Trump’s fervent appeals to his supporters – not just on the wall but in his sharpening criticism of Federal Reserve Chairman Jerome Powell, special counsel Robert S. Mueller III and Democrats – leave him both emboldened and hamstrung heading into the new year, according to top Republicans and Democrats. While he is galvanizing his base amid political and economic uncertainty, he is also making it difficult to work with Democrats or recast his own presidency.
His current stance on the government shutdown reinforces a central tenet of Trump’s career: Choosing base politics over a broader pitch and applying a one-dimensional pugnacity to whatever obstacle looms, often replete with bursts of misleading or inaccurate statements.
Republican critics, such as veteran strategist Mike Murphy, say Trump is threatening the GOP by “learning nothing from November and playing to the third of the country that he already has.”
“He’s trapped,” Murphy said. “He’s playing poker holding two threes and suddenly putting all of his chips in. It’s pure emotion, the mark of a panicking amateur.”
Democrats see a president staggering forward, unready for the siege coming in the new year from empowered House Democrats and developments in the special counsel probe of Russia’s role in the 2016 election – and flailing as the financial markets endure a roller-coaster of highs and lows.
Democrats have also pointed to another recent online poll by Morning Consult showing a 6-point decrease in Trump’s approval rating since midNovember as evidence that their position remains strong even as the effects of the shutdown become more severe.
“I don’t think you can get elected president of the United States with 39 percent of the population supporting you,” Drew Hammill, a spokesman for Rep. Nancy Pelosi (DCalif.), said. “Talking only to your base while alienating the rest of the entire country is not a recipe for success.”

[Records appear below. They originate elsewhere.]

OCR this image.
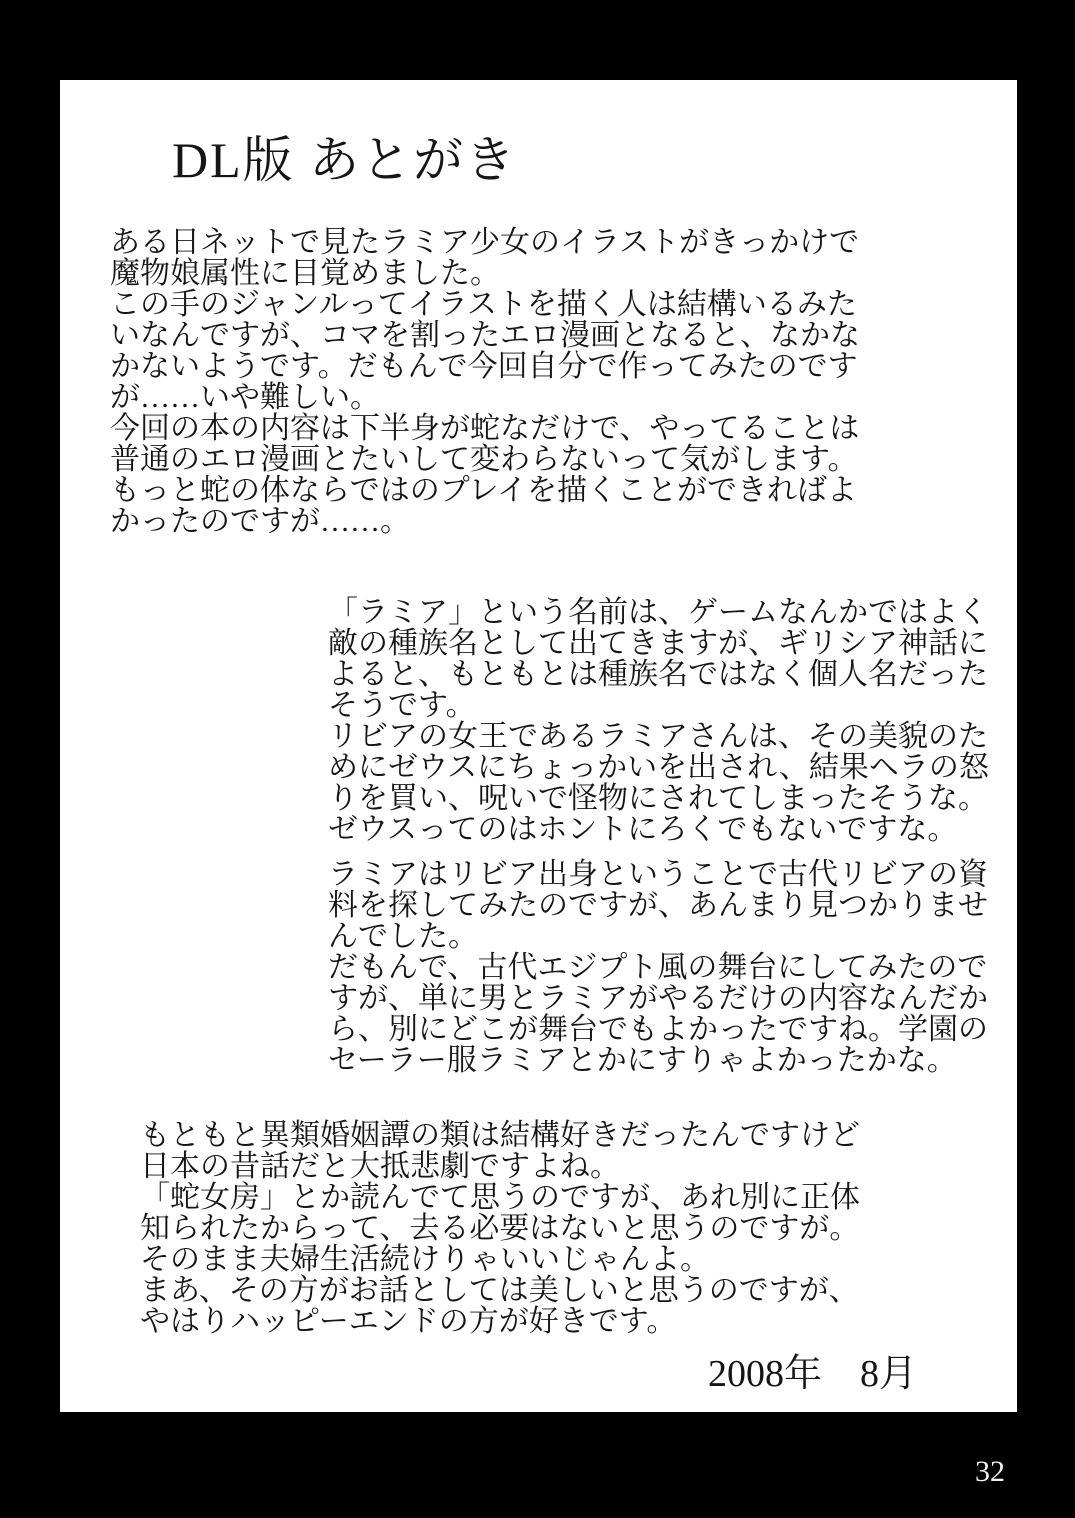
DL版 あとがき
ある日ネットで見たラミア少女のイラストがきっかけで
魔物娘属性に目覚めました。
この手のジャンルってイラストを描く人は結構いるみた
いなんですが、コマを割ったエロ漫画となると、なかな
かないようです。だもんで今回自分で作ってみたのです
が……いや難しい。
今回の本の内容は下半身が蛇なだけで、やってることは
普通のエロ漫画とたいして変わらないって気がします。
もっと蛇の体ならではのプレイを描くことができればよ
かったのですが……。
「ラミア」という名前は、ゲームなんかではよく
敵の種族名として出てきますが、ギリシア神話に
よると、もともとは種族名ではなく個人名だった
そうです。
リビアの女王であるラミアさんは、その美貌のた
めにゼウスにちょっかいを出され、結果ヘラの怒
りを買い、呪いで怪物にされてしまったそうな。
ゼウスってのはホントにろくでもないですな。
ラミアはリビア出身ということで古代リビアの資
料を探してみたのですが、あんまり見つかりませ
んでした。
だもんで、古代エジプト風の舞台にしてみたので
すが、単に男とラミアがやるだけの内容なんだか
ら、別にどこが舞台でもよかったですね。学園の
セーラー服ラミアとかにすりゃよかったかな。
もともと異類婚姻譚の類は結構好きだったんですけど
日本の昔話だと大抵悲劇ですよね。
「蛇女房」とか読んでて思うのですが、あれ別に正体
知られたからって、去る必要はないと思うのですが。
そのまま夫婦生活続けりゃいいじゃんよ。
まあ、その方がお話としては美しいと思うのですが、
やはりハッピーエンドの方が好きです。
2008年　8月
32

As the shutdown continues to drag on, Trump’s dogged base politics have left him little leverage to force Democrats to comply with his wishes, an ominous reality as Pelosi is expected to win the House speakership in the coming days and then mostly ignore Trump’s calls for wall funds as she asserts herself within the confines of divided government.
Pelosi, in a recent interview with USA Today, mocked Trump’s ultimatum as the battle cry of a weakened executive searching for a legislative fig leaf: “Now he’s down to, I think, a beaded curtain or something, I’m not sure where he is.”
Some Republican pollsters have also been watching the president’s tactics with concern, noting there is little evidence he has expanded his electoral coalition after the 2016 election, when he won the White House despite losing the popular vote.
“The problem is that the base is nowhere close to a majority of the nation,” GOP pollster Whit Ayres said. “In a government of the people, for the people and by the people, it sure helps to have a majority of the people behind what you are trying to do.”
In the days before Christmas, when several options to end the shutdown were floated, Trump dismissed them and told several advisers that the political benefit with his base for “fighting and fighting” for the wall outweighed any political cost and was a necessity for keeping “my people” engaged, according to two Trump advisers familiar with the discussions.